Single pane windows let cool air in and warm air out more than any other window, which is why most homeowners like to replace windows. Storm windows are a great alternative to replacing windows. They are weather resistant, affordable, and energy-efficient. Storm window installation is pretty straight-forward and can often help maintain your existing windows. If you need to find local storm window installation near you, Modernize can help.
How Much Do Storm Window Costs?
The costs to install storm windows are often cheaper than new replacement windows and in some cases are a viable option for new windows. New storm windows cost around $100 to $150 per window. Labor costs to install storm windows can average from $35 to $72 per hour, which will be completely dependent on your local average installation costs and the amount of time it takes them to complete the job (usually an hour per window.)
Interior Storm vs. Exterior Storm Window
While exterior storm windows are the most common type, interior storm windows offer just as much in the way of benefits, and they’re often used in historic districts or by people renting homes. These windows install on the inside of the house, in much the same way as exterior storm windows do. They create a seal that protects the house from cold or hot weather just as effectively as the exterior windows do.
Installing Storm Windows
Installing a storm window is relatively easy and can be completed by a handy homeowners without a problem. First, measure the window opening to get the right sized storm window for your home. Then apply caulk around the sides and the top of the window stop where the storm window will sit. Then slip the storm window into place centered right in the window opening. Screw the window into place using one-inch sheet screws along the sides and the top. Though storm window installation is easier than a new window replacement, most homeowners prefer to have a contractor install windows on their home so that you know it is done properly.

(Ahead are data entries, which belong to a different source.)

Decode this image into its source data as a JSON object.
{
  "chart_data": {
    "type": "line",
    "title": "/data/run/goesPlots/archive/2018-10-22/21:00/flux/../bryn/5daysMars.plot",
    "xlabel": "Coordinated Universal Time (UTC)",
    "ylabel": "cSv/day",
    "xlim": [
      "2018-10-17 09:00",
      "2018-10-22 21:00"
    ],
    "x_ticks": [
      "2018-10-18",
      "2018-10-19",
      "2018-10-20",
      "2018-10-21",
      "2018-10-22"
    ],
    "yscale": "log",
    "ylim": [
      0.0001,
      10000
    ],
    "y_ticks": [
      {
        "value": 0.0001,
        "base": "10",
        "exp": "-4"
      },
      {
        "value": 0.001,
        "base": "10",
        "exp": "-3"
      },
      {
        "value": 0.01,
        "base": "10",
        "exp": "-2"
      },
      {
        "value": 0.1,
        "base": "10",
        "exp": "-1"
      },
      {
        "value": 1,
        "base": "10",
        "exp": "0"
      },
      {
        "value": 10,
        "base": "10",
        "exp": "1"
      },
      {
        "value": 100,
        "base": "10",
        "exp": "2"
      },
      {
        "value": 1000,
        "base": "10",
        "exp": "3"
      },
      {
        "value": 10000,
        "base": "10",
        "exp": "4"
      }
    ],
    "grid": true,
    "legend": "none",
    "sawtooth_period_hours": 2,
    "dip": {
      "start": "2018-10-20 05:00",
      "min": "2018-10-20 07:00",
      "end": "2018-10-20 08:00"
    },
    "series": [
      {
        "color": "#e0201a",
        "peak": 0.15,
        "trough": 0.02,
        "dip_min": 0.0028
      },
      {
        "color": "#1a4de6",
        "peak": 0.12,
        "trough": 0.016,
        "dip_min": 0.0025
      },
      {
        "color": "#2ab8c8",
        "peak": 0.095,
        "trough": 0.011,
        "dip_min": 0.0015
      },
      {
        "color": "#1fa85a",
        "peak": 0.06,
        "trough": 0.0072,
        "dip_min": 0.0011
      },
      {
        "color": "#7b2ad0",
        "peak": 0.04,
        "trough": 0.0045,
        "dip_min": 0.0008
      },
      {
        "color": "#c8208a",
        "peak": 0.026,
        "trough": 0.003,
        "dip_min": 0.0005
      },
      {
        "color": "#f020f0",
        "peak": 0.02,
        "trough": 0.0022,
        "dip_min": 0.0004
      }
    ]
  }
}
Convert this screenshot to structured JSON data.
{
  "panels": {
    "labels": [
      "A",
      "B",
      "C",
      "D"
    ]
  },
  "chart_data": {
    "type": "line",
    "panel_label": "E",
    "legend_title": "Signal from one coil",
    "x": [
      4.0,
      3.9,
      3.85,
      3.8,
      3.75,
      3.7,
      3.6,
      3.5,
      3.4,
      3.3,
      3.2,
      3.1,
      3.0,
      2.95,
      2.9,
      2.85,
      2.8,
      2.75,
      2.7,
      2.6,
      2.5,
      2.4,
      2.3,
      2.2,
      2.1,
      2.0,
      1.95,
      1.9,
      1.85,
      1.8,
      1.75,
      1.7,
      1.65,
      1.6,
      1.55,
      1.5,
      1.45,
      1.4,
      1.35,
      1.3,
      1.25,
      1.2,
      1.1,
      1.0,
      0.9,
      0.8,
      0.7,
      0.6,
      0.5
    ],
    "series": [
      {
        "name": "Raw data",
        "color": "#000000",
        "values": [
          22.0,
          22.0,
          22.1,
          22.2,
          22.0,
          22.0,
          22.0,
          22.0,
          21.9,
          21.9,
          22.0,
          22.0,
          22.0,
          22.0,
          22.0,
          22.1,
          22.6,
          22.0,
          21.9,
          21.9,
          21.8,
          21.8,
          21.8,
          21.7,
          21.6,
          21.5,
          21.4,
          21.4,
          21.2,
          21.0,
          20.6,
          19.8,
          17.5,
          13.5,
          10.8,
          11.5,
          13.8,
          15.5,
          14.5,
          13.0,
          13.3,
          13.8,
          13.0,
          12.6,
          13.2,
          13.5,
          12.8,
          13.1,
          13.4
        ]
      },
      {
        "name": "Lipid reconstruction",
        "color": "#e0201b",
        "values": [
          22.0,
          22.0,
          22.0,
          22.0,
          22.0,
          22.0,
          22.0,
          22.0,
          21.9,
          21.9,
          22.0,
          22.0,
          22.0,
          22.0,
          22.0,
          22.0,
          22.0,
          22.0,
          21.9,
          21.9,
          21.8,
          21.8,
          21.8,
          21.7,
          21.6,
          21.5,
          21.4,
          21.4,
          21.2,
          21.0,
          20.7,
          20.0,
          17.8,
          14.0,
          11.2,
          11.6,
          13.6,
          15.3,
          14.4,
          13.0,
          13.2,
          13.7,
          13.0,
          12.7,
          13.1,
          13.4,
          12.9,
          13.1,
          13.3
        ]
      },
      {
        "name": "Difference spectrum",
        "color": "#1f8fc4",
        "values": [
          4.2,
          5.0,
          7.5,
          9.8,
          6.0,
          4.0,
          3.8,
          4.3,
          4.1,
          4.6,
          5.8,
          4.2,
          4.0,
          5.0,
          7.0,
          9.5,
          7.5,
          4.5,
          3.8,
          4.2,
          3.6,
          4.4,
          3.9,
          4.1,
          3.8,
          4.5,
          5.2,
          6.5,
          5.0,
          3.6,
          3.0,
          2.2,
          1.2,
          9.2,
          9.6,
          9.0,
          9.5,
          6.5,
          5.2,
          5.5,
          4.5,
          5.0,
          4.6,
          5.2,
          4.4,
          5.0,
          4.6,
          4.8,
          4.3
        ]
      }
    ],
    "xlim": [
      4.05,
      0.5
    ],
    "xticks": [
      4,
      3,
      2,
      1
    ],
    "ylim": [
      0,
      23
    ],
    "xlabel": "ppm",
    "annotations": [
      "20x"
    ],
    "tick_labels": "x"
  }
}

Are Storm Windows Worth the Investment?
Whether or not a storm window is a good investment for your home depends on the windows that you currently have. If your home has high quality Energy Star certified windows that are well insulated you won’t benefit from a storm window like you would with poor quality windows.
Storm windows are an option worth considering if you’re looking for a way to improve the insulation of your home. They’ll help cut down on heating and cooling expenses throughout the year, but can be somewhat of a hassle if you like opening and closing your windows. It’s important to consider both interior and exterior storm windows and replacement windows before deciding on what’s right for your home.
Storm Window Maintenance
Even though a storm window will save you money over replacing the windows, they require more maintenance if you like to open and close the windows during the warmer months. You’ll have to remove the storm windows and reinstall them each and every year in order to retain the function of your standard windows. This can be a huge amount of work if you are using a storm window on a second story house.
Storm Window Condensation
One issue to be concerned about when having a storm window installed in your home is condensation between the storm windows and your standard home windows. If condensation is allowed to build up between these two layers, all of the trim and exterior wood on the home will rot away over time. To prevent this from occurring it’s vital to ensure that the standard window is sealed properly before the storm window is ever put in place. Use caulk on the sides and top of the window to seal any possible holes. This will help keep condensation out after installation.